Le cimetière de Zarzis est presque exactement comme Rachid Koraïchi l'avait imaginé lorsqu'il a esquissé sa vision du "Jardin de l'Afrique" qui serait la dernière demeure de centaines d'hommes, de femmes et d'enfants anonymes dont les corps ont échoué sur les rives de cette ville côtière tunisienne ces dernières années.

Pour lui, c'était un devoir "de faire un cimetière, un cimetière avec de la présence et de l'intelligence, pour qu'un jour les familles, les pères, les mères, les tribus et les pays sachent que leurs enfants sont dans un lieu céleste, la première étape vers le paradis", a déclaré Rachid Koraïchi à l'Associated Press.

L'extérieur du cimetière des migrants morts en tentant de rejoindre l'Europe, dans le village de Zarzis, en Tunisie, samedi 12 juin 2021.
L'extérieur du cimetière des migrants morts en tentant de rejoindre l'Europe, dans le village de Zarzis, en Tunisie, samedi 12 juin 2021.

Zarzis est une ville portuaire où les migrants à destination de l'Europe échouent fréquemment après que leur bateau se soit égaré dans les courants incertains de la Méditerranée.

L'un de ses cimetières est déjà rempli de ceux qui sont morts en essayant de faire la traversée. Les habitants de Zarzis ont refusé d'enterrer les migrants dans les cimetières musulmans locaux.

En mémoire de son frère

Rachid Koraïchi a donc décidé que les morts avaient besoin de leur propre cimetière et il a acheté un terrain en l'honneur de son frère, qui s'est lui-même noyé dans la Méditerranée en tentant de migrer vers l'Europe. "Ils sont morts dans les mêmes eaux, ils sont morts dans la même mer et ont été pris par le même sel", a-t-il déclaré.

Son cimetière a officiellement ouvert le 9 juin avec un plan pour 600 tombes, mais il acceptait déjà des corps depuis 2019, peu après avoir acheté le terrain. Il est déjà rempli à un tiers. Rachid Koraïchi paie les inhumations de sa propre poche.

Il a planté un petit jardin au milieu d'un verger d'oliviers, parsemé de grenadiers et de jasmins odorants et entrecoupé de carreaux vernissés et d'allées sinueuses.

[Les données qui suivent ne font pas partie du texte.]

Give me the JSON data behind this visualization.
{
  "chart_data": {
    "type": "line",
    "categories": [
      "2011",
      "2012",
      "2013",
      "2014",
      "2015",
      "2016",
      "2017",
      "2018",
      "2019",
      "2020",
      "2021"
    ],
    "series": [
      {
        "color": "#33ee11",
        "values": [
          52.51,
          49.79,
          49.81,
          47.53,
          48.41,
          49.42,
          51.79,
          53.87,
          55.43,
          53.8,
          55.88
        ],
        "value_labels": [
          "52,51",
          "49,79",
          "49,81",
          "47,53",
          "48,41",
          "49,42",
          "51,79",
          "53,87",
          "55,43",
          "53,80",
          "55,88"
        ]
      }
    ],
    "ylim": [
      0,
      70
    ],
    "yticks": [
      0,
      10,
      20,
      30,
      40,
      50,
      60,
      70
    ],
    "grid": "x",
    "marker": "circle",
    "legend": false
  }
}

Rachid Koraïchi, artiste algérien de 74 ans, fondateur du cimetière de Zarzis pour les migrants non identifiés, à Tunis, mercredi 16 juin 2021.
Rachid Koraïchi, artiste algérien de 74 ans, fondateur du cimetière de Zarzis pour les migrants non identifiés, à Tunis, mercredi 16 juin 2021.

Au total, environ 600 dépouilles sont enterrées dans les deux cimetières pour migrants. Seules trois d'entre elles portent un nom.

Quant aux effets personnels échoués à Zarzis après les naufrages, beaucoup d'entre eux sont rassemblés dans un musée voisin. Vêtements, jouets, morceaux de documents d'identité - en tout, plus de 125 000 fragments de vies perdues en essayant de rejoindre l'Europe pendant plus de deux décennies.

Mohsen Lihidheb, le fondateur du musée, est particulièrement troublé par les chaussures, usées par des mois et des années de marche.

"Ce sont les chaussures utilisées lors de la traversée du désert libyen qui n'était pas facile", dit-il. "Ils n'ont pas réussi à obtenir de nouvelles chaussures dans les pays riches, mais sont morts dans la mer en portant ces chaussures".

Depuis le début de l'année, 677 personnes sont mortes sur la portion du littoral de la Méditerranée centrale allant de la Libye à la Tunisie en essayant de rejoindre l'Europe, selon l'Organisation internationale pour les migrations. Ce chiffre a considérablement augmenté depuis le ralentissement des migrations dû à la pandémie l'année dernière, malgré les efforts de l'Europe pour bloquer les départs.